“Uncle Dilip, which one is me?” said Jia Li pointing to the Human Variation exhibit at the California Academy of Sciences.
I had taken my daughter and her best friend Jia Li to this museum when the schools were closed during the January omicron surge.
The girls had a tough time understanding why we looked different.
“I am this girl here, and you are that girl here…” said my daughter.
They both discussed which exact shade of brown they were.
“Appa, what are these yellow dots, and what do they mean” asked my daughter.
I read aloud the descriptive text at the Human Variation exhibit.
We’re not as different as we may think.
Look around you. Some people have light skin, others dark. Some are tall and some short. But if you take a closer look into our DNA, you’ll find we’re all 99.9% identical.
Skin color is an adaptation to sunlight.
Our species originated in Africa near the equator, where dark skin protected against harmful UV rays. As humans moved away from the equator, natural selection favored a lighter skin color…
“We’re all the same? But we look so different,” said Jia Li. Both the girls patiently awaited a response from me.
I wasn’t prepared for such a discussion with preschoolers. Should I change the subject?
To educate, I felt compelled to try to explain this.
Looking around the room, searching for inspiration, I said, “Let me see…”
I wasn’t sure if it was intentional, but the museum had several exhibits of Antelope.
“Look at the different kinds of Antelope. Do these animals look similar to you?” I asked them.
Particularly the Sable and Roan Antelope. They had a large, Elk-like build, longhorns, and a patterned face.
When asked to point out the differences, they did so with haste.
The Sable has a darker, brownish-black coat despite being from the same genus Hippotragus and found in the same range in South Africa (in savannah woodlands and grasslands).
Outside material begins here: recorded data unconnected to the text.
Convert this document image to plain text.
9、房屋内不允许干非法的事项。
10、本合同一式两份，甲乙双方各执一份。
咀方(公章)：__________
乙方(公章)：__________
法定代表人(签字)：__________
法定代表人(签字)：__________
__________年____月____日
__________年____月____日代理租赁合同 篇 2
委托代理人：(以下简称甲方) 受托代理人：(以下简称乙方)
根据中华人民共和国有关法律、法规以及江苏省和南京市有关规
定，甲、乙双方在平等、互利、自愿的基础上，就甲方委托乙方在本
I tried to understand better why the Sable has the darker coat. I couldn’t find much on this topic. One article that stood out from the Namibia Nature Foundation suggested:
- Sable’s attraction to burns might explain its coat color for blending.
- The sexual dimorphism in Sable, might relate to the breed favoring extreme contrast colors in males.
I didn’t come to many conclusions on this topic with the girls. However, they knew enough to understand how humans can be almost 99.9% identical but still have enough variation in that 0.1% to look noticeably different.
So that had me thinking.
When we hire leaders, we often hear the saying “the candidate doesn’t have the same DNA” or “they’re not cut from the same cloth.”
What does that mean?
If we share 99.9% of the DNA, if we are trying to find someone who has a particular DNA similar to us or someone we are referencing, we’re talking about that 0.1%.
This article suggests that the theoretical probability that same-sex siblings could share the same DNA is that it is 246 of about 70 trillion.
The probability of finding someone with the same DNA or “cut from the same cloth” is close to zero.
So we subconsciously look for other similarities, habits, favorite hobbies, network connections, similar backgrounds, or University attendance.
All of this introduces subconscious bias.
When I was working at Marqeta, the facilitator guided us through a team-building exercise at one of the management team events.
The topic was mentorship, and we were asked to write down the top five mentors who have influenced our careers. The list could not contain a life partner or a sibling.
After we all came up with our lists, we were asked to add a few columns – ethnicity, religion, gender, political leaning, education.
Within the first five minutes, the whole group realized that our mentors didn’t have diversity.
Similarly, we didn’t have diversity in our networks.
If you’ve been struggling to hire women or ethnic minorities in your team, this is where you could start.
Accept that nobody will be “cut from the same cloth” or “have the same DNA.”
We have to be willing to take bets on those who might feel dissimilar to us but share 99.9% of our DNA.
There’s a level playing field in situations where the supply doesn’t exist.
Nimi’s team has spent an incredible amount of energy and effort to hire talent. We understand that we have a role to play here in dispelling this bias.
We see the enormous OPPORTUNITY here.
We can invest in women and minorities in the IT industry, show them that there is an equal chance for success, and offer the benefits that those with children and aging parents need.
By focusing on this, we’re starting to build a 360 degrees wellness package that’s a lot more meaningful than a fully stocked bar and a basketball court.
We invite all the leaders in Sri Lanka to rise to this responsibility and join us in this effort.